“Imagination, pure and simple!” exclaimed Mr. Dunlap, continuing to laugh, enjoying hugely Lucy’s anger.

“Charlton was possibly thinking about something connected with his favorite science and probably did not even see us while apparently he was casting about those peculiar glances that you depict so vividly.”

“Even so, I think it ill-bred and unkind in him to make my husband the subject of a study in ethnology.”

“Ah!” gasped her grandfather, as though a sudden pain had struck his heart. Some new idea had flashed upon his brain, the laughter vanished from lips and the color from his face. He straightened up in his chair while a look of anxiety replaced the merriment that had sparkled in his eyes.

“Why, what is the matter, grandfather?” cried Lucy in undisguised alarm at the change in his countenance.

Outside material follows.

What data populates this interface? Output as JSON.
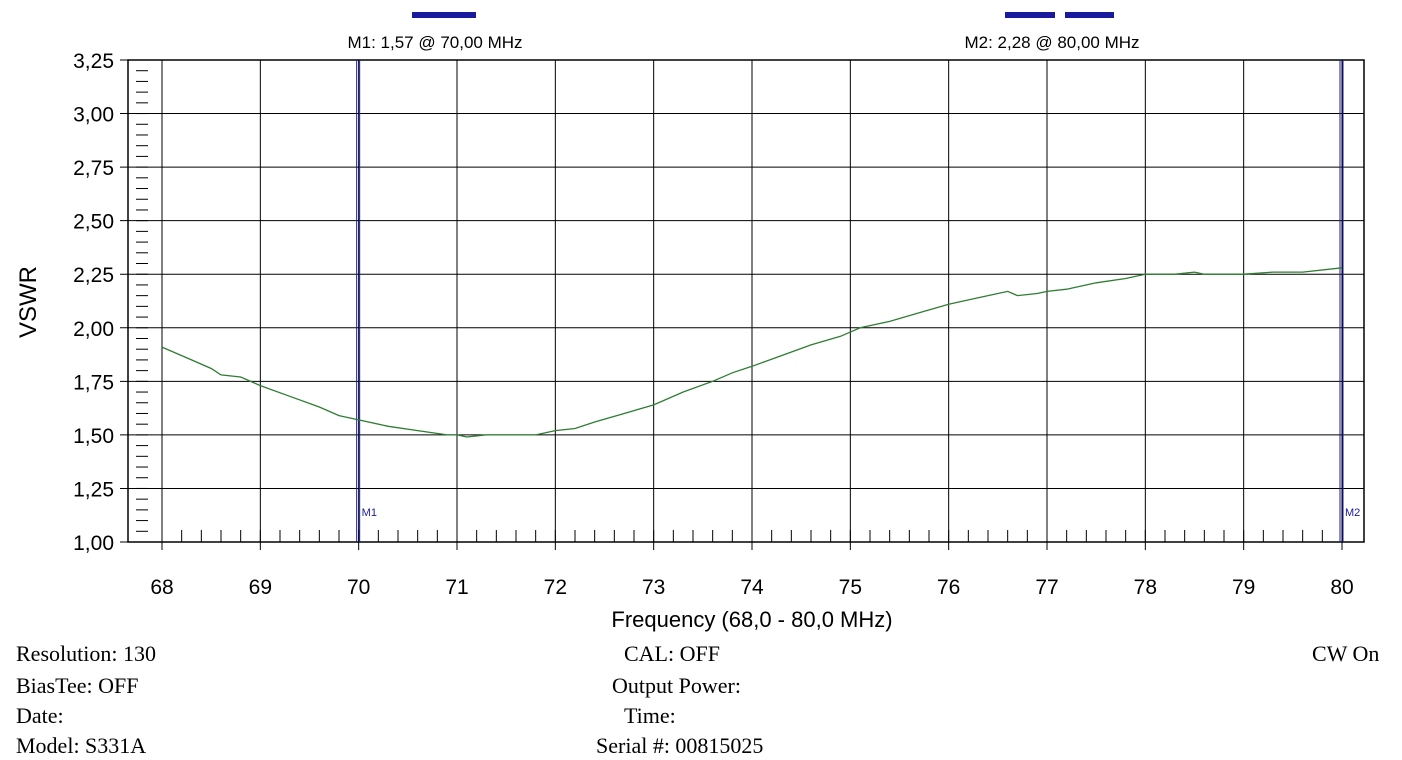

“Nothing, my darling, it will pass away. Please hand me a glass of water,” the old man answered.

Lucy hastened to fill a glass with water and while she was so engaged Mr. Dunlap struggled to master some emotion that had caused the sudden departure of all his jocoseness of the moment before she said that her husband had been made a subject of a study in ethnology.

“I am better now, thank you, dear; it was just a little twinge of pain that caught me unaware of its approach,” said the old gentleman forcing a smile to his pale lips.

“And now let us talk about your Cousin Jack, and leave alone the vagaries of a moth-eaten old scholar whom you will probably never see again,” he continued, as if eager to banish some disagreeable thought from his mind.